Property owners in Sacramento's Natomas basin have voted overwhelmingly to pay higher taxes in order to finish a massive repair of levees protecting their community.
In results announced Friday, a proposed property tax increase passed with 84.5 percent approval in a vote-by-mail held by the Sacramento Area Flood Control Agency.
The assessment will cost the average homeowner about $60 a year for as long as 40 years. The money will support bond sales of $40 million to continue a levee improvement project that has been under way since 2007.
Commercial properties will see increases of about $41 per 1,000 square feet, while the increase for industrial parcels will average $26 per 1,000 square feet.

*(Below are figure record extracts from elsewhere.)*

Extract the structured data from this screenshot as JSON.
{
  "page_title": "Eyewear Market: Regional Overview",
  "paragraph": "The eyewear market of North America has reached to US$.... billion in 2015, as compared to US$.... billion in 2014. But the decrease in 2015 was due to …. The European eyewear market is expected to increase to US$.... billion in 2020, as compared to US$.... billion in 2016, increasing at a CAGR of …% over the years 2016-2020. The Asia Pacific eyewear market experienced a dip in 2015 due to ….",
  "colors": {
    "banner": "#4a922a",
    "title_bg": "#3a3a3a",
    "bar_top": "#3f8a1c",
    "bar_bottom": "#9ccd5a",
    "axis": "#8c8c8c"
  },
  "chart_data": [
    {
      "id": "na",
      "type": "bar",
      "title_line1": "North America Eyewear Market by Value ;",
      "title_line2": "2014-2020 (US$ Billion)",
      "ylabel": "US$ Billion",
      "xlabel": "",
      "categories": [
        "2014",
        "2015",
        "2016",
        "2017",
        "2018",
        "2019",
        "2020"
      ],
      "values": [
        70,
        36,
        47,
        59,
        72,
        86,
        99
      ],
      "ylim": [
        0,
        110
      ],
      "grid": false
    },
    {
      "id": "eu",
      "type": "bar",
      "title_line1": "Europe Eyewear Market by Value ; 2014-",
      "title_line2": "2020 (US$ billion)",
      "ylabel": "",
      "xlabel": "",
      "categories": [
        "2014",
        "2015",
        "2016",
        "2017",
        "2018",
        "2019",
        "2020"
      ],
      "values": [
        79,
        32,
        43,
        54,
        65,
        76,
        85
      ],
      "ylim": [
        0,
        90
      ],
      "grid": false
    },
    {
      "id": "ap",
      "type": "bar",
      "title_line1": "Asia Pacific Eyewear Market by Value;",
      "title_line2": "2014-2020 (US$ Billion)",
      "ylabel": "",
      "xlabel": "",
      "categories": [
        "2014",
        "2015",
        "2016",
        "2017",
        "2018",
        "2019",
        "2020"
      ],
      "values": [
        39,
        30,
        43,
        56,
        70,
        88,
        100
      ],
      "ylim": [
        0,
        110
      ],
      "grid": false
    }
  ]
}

"I don't think it's a particularly popular thing to do to assess yourself," said Angelique Ashby, a SAFCA board member and Sacramento City Council member representing Natomas. "I'm extremely proud of my community for understanding the importance of this assessment."

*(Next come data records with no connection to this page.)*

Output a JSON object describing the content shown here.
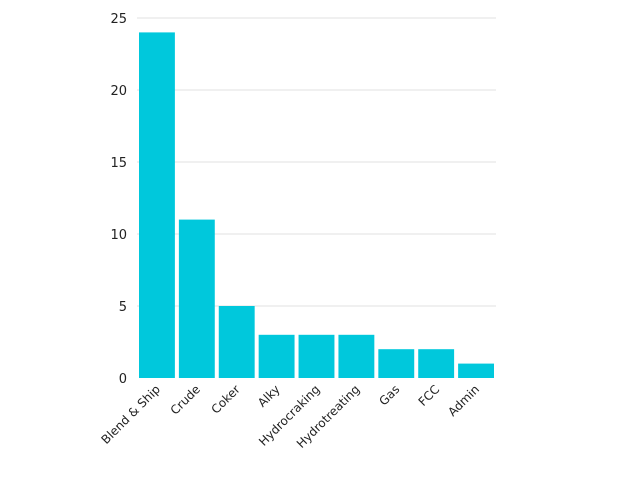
{
  "chart_data": {
    "type": "bar",
    "title": "",
    "xlabel": "",
    "ylabel": "",
    "categories": [
      "Blend & Ship",
      "Crude",
      "Coker",
      "Alky",
      "Hydrocraking",
      "Hydrotreating",
      "Gas",
      "FCC",
      "Admin"
    ],
    "values": [
      24,
      11,
      5,
      3,
      3,
      3,
      2,
      2,
      1
    ],
    "ylim": [
      0,
      25
    ],
    "yticks": [
      0,
      5,
      10,
      15,
      20,
      25
    ],
    "grid": true,
    "legend": "none",
    "colors": {
      "bar": "#00C8DC",
      "grid": "#e2e2e2"
    }
  }
}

About 12,400 ballots were received, representing 39 percent participation. Ballots were weighted according to parcel size, according to the rules of Proposition 218.

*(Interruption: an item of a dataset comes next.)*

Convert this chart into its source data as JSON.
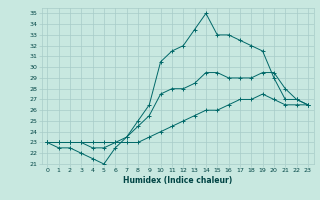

The entire Natomas project began in 2007 and will raise and/or widen 42 miles of levees surrounding the basin. The work was required after a study by the U.S. Army Corps of Engineers revealed a heightened risk of seepage through numerous levee sections.
The project will produce some of the strongest levees in the state, protecting about 80,000 Sacramento residents and infrastructure that includes an international airport, a sports arena and two interstate highways.
"This is the largest public safety project we have in the region," said Sacramento County Supervisor Phil Serna, also a SAFCA board member. "I'm delighted by the results."
The project's total cost is estimated at $780 million. That price tag has roughly doubled since 2007, SAFCA officials said, because of design changes mandated by the Corps of Engineers.
In 2008, the Federal Emergency Management Agency revoked the basin's 100-year flood certification, resulting in a flood-insurance mandate and a building moratorium that remain in place.
SAFCA hopes to get those requirements lifted in 2012 by satisfying a complicated federal formula. A key component is finishing 18 miles of levee repairs by the end of this year, and also demonstrating a local funding match for the work that remains.
That is one reason SAFCA officials said approval of the property tax increase is needed now, even though the additional assessment will not be imposed until the 2013-14 fiscal year.
The remaining 24 miles of levee upgrades will be completed under the direction of the Army Corps, but congressional approval is required before that work can begin.